Saturday, 29 December 2018

Hand-to-hand combat between Mahsud tribesmen and the Gurkha mercenaries of British-Indian army [14 January 1920]

Painting depicting intense hand-to-hand combat between a party of Mahsud tribesmen and the Gurkha mercenaries of British-Indian army at Ahnai Tangi, South Waziristan, 14 January 1920. On this say, the British admitted to the loss of 15 officers and 450 soldiers in fighting in and around Ahnai Tangi. Pashtun tribesmen suffered lesser casualties, estimated by British to be 250 Mahsuds and 70 Wazirs killed.

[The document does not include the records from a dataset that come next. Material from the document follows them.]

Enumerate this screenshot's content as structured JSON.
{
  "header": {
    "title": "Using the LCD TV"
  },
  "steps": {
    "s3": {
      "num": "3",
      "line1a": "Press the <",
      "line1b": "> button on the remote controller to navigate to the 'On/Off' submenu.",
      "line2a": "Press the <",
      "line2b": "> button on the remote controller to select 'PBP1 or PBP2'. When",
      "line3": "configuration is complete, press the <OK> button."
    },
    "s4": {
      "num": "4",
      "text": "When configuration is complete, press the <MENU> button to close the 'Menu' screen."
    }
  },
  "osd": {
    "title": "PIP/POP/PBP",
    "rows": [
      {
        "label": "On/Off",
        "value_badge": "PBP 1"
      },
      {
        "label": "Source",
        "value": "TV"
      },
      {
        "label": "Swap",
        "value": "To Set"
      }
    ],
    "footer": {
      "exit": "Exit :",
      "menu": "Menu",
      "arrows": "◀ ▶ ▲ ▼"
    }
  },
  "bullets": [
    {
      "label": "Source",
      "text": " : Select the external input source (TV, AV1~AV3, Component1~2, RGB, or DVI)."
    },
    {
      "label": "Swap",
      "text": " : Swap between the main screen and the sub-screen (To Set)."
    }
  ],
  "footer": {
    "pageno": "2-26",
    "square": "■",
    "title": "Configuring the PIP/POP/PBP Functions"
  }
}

Though Mahsuds faced well-trained units of British-Indian army with long experience in Frontier fighting, their tactical knowledge, training and armaments had been improved due to the presence of a large number of deserters from militias. Although there was a heavy fighting on the ground, it was the British bombing of Mahsud and Wazir villages that was instrumental in bringing the conflict to an end in 1920. The Mahsuds reluctantly accepted the terms imposed upon them and operations closed on May 7, 1920. The 1919-20 campaign is officially described by British as one of the unparalleled hard fighting and severity. The difficulties they experienced, made the British change their policy on the North West Frontier. Until 1947 Waziristan was to be permanently garrisoned with regular troops who worked closely with local militias. By 1923, Razmak and Wana were linked by a circular road with Bannu and Tank to accelerate communications. By 1924, North and South Waziristan militias were disbanded and were replaced by the Scouts with revised organization rationale.